Most camps start on Friday evenings and end at 4:00 pm on Sunday afternoons. This allows time to drive or fly in from another state on Friday, meet the other participants, eat dinner, set up tents, relax and start playing shakuhachi. On Sunday, the camp stops around 4pm to allow time to get back home and be ready for the work week on Monday mornings. Transportation can usually be arranged from nearby airports to the facilities. Recently, we have been using the Stratford Ecological Center outside of Delaware, Ohio. Stratford has roughly 350 acres of pristine land set aside for farming and ecological preservation.
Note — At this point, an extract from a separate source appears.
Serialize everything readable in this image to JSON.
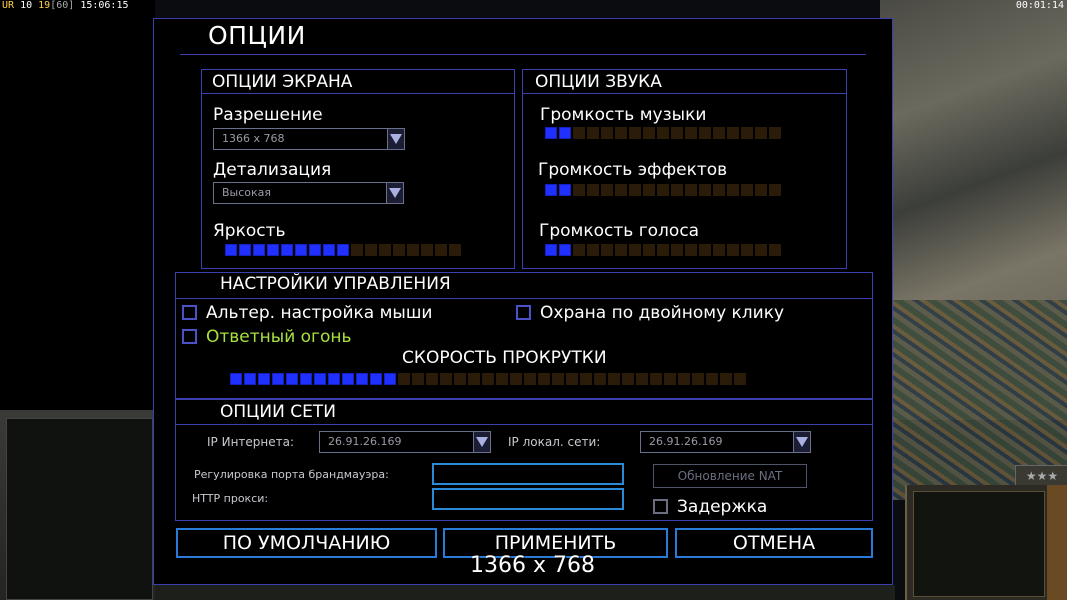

We have full use of the facilities which include a large main meeting hall, kitchen and bathrooms and shower. We do all our own cooking and every participant helps out in the kitchen in some manner. It creates a very healthy environment of cooperation, admiration and respect when working together in the kitchen. I must also say that most shakuhachi players are pretty good cooks too. The cuisine is always vegetarian and the menus quite varied. The staff at Stratford has always been so respectful in allowing us freedom to run our camps in privacy and we in turn respect their facilities and follow the few simple rules that exist. You can get a better picture by going to the Stratford Ecological Center website.

The June camp each year is held outside Marion, Ohio at the home of Craig Ciola. Craig has a large amount of land in the countryside where he and his wife open up their home to us and host camp. The setting that Craig has created is perfect for shakuhachi camps: there is a winding “philosophers path” with intermixed carp ponds and bamboo groves. We began to offer an Extended Camp through monday and tuesday for those who wish to have a longer period of study during the June camp.

There are 6 main study sessions at camp:

Friday evening, 8:00~10:00
Saturday AM, 9:00~12:00
Saturday PM, 2:00~5:00
Saturday evening, 7:00~10:00
Saturday AM, 9:00~12:00
Sunday PM, 1:00~3:00

You can expect to play around 16~18 hours if you want to! Many enthusiastic participants are up till 1:00 or 2:00 AM Saturday nights.

Study consists of a variety of folk tunes and lullabies, one main honkyoku song, one modern song and duets. Saturday night is duet night. The participants are divided into a beginner’s group and an intermediate group. Careful consideration is given to chose songs appropriate for each level and scores and CDs are mailed out early upon receipt of notice of registration.

There is much time in which all the camp participants will do activities together. When separated into groups, Michael will teach one group for 30 minutes, then go to the other group. This allows each group time to digest the teachings and immediately practice and start to make the teachings a part of you.

Special Services

Bodhidarma sitting on a Komuso Tengai—courtesy Taniguchi.

There are often special guests invited to the camps to offer a complementary study on some aspect of shakuhachi. Here is a list of some previous guests:

• June 2007 Camp: Sebastian Gishin Cyr, a zen monk from Montreal, Canada lectured on changes in Buddhism from India to Japan and led a Buddhists chanting class.

• November 2007 & June 2008 Camp: Shakuhachi craftsman Perry Yung from New York taught a workshop on fundamentals of shakuhachi making. All the participants in this class enjoyed learning how to make their own shakuhachi including how to lacquer, spot tune, bind, and utaguchi caps.